The group is loosely modeled off the Black Knights Association, a group of minority police officers in the Mahoning Valley that has been around for several years and are known for their building in the old fire station in Brier Hill with its unique artwork. Casey said he talked to senior members of that group while Shades of Blue was in its infancy and they gave his group their blessing.

With the country’s attention turned to policing issues after several recently highly publicized cases of the deaths of Black men during encounters with law enforcement, Casey said it is hard to not feel conflicted, both as a Black man and as a deputy.

“We get it from both ends.” Casey said. “We want to make sure our community knows what’s going on and how law enforcement operates.”

Deputy Will Harris acknowledges that the Mahoning Valley doesn’t have as big of a problem with racial profiling as some other places in the country, but the group wants to make sure there doesn’t become a problem.

Harris says the media often does not give an accurate depiction of policing and he hopes Shades Of Blue can change that narrative locally.

“It doesn’t mean that it’s not going on, that it couldn’t happen. We want to cut it off at the pass,” said Casey.

Casey says the only way to connect the Black community with police is with minority law enforcement, but they did agree there has been some conflicts, being a minority who is an officer.

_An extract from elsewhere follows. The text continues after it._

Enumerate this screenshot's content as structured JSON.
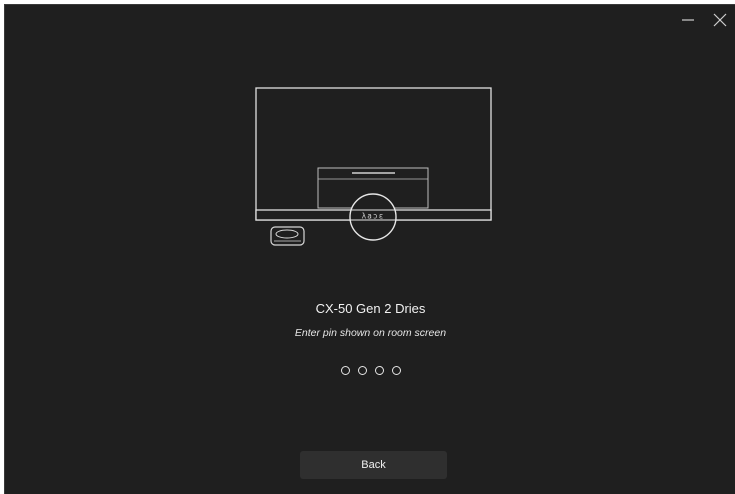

“We just want to make sure our community knows what goes on and actually how LEO operates and not just what the mainstream media says how we do,” Casey said.

Malik Mostella, a member of the city police department, said he hopes people know that one of the reasons the group is being formed is to help give members of the minority community a sense that they know someone is watching out for them.

“We want the community to know we are here and we are standing up for you,” Mostella said.

Mostella says the members of the group are dedicated to that because they live as well as work in the communities they serve.

“One of the main things that we’ve gotten from the community is where are our Black officers. They need to stand up and speak, which is what bonded us. So, we are here to let our community know, we are here,” Mostella said.

Casey says the group is planning on holding some community events in the future and is planning some already.

There are varying levels of membership to the group, including official for current law enforcement; associate for retired law enforcement; part time; and honorary for non-minority law enforcement members or people who are not in law enforcement.